Din ve devlet işleri birbirinden ayrıydı.
100 Yıl öncede; ahlaklı yurttaşlık için çalıp çırpmadan, alın teriyle kazanmak gibi insani erdemleri öne çıkaran cumhuriyet rejimi, bu dersleri ilkokulda zorunlu yaptı.
Cehalet; sadece bilgiyle yok olmadığını gören Mustafa Kemal Atatürk “fikri hür, vicdanı hür, irfanı hür” derken, üç kavramı yan yana getirmesi tesadüf değil.
Şimdi; sokakta, sahada, sporda, evde, okulda şiddetin her türlüsü yaşanıyor. Kendine en çok yakışan nezaketi, zarafeti ve muhabbeti unuttu insanlık.
“Ben” duygusunun zirve yaptığı siyasette üslupsuzluk kol geziyor.
Meclis kürsüsünde konuşan bir vekili dinlemek, ona saygı göstermesi gereken erdemli bir davranış varken, bağıra çağıra, hakaretler yağdırarak tepki gösterme meşrulaştırıldı!
Ne acı ki; yerde can çekişen bir insan için, “Allah’ın gazabı işte böyle olur” deme noktasına, ne ara gelindi?..
Sosyal medyada çok yaygın olan ’çürümüşlük’, kavramı tam bunu betimliyor..
Osmanlı’nın 1908’de II. Meşrutiyeti ilan ettikten sonra hukuk, ekonomi gibi dersleri okuttuğunu ne zaman unuttuk?
Öğrencilere vatan, millet, devlet, insan hakları, vergi ödeme namusu gibi değerler kazandırma amaçlı bu dersler, 1923’te tüm sınıflar için zorunlu ders yapıldı.
İlkokul 1. sınıftan itibaren tabiat, ziraat, hayvancılık zorunlu dersti. Türkler bu eğitimlerle harp, darp, kıtlık çıksa da bir somun ekmek için dışa bağımlı olmayacaktı.

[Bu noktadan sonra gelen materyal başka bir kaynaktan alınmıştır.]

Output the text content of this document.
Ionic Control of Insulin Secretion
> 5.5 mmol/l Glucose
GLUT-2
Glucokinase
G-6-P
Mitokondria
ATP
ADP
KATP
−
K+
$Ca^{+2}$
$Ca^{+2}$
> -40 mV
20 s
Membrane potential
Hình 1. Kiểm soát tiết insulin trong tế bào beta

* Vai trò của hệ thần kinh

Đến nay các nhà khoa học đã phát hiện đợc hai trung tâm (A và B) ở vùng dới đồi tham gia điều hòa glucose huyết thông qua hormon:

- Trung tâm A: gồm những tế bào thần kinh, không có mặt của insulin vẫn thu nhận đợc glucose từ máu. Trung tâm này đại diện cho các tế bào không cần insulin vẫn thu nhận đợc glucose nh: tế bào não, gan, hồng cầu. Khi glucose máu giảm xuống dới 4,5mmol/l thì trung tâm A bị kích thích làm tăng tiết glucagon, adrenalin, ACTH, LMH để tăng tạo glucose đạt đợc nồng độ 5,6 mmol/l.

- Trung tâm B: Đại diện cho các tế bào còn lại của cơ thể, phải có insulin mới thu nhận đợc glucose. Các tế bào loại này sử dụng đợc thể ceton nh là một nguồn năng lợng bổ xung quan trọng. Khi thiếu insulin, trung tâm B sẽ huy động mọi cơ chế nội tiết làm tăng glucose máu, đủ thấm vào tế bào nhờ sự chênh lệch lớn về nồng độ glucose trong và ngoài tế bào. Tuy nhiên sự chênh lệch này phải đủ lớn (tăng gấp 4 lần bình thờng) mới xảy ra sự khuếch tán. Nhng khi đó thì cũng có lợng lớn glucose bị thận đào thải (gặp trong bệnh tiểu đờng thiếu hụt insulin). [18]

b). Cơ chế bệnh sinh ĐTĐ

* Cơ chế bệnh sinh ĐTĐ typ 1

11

100 Yıl önce; 1. Dünya Savaşı ve Kurtuluş Savaşı yıllarında bile, bugünkü gibi buğday üretiminde dünyada sondan üçüncü değildik.
Konya kadar yüzölçümü olan Hollanda’dan arpa, buğday da almadılar. Kanada’dan mercimek, savaştaki Ukrayna’dan buğday, meyve, sebze, Suriye’den soğan ihraç edilmedi. Fransa’dan Arjantin’e, on binlerce ton et ve besilik hayvan getirilmedi. Getirilen hayvanları beslemek için Bulgarlardan saman alma utancını, Türk milletine hiç yaşatmadılar.
Tam tersine yerli ve milli üretimin önemi 1923’te ilkokul birinci sınıftan başlayarak Türk çocuklarına öğretildi.
Onlara(bizlere); eğitimsiz, yoksul insanları hakir görmek, makamıyla kibirlenmek en büyük görgüsüzlük olduğunu öğretmediler mi?
Hastanede doktor, hemşire, statta hakem, okulda öğretmen, sokakta öğrenci dövmek, trafikte, yolda saygısızlık marifet gibi özgürlükten sayılmıyordu.
Millet yoksulluktan kıvranırken saçına, başına dolar-euro saran dolandırıcıları, cumhuriyet eğitim sistemi yetiştirmedi.
Toplumsal hafızada meta zoruyla toplumsal şiddet meşrulaştırıldı..
‘Biz’e ne oldu da; bu toplumun tahammül eşiği aşıldı?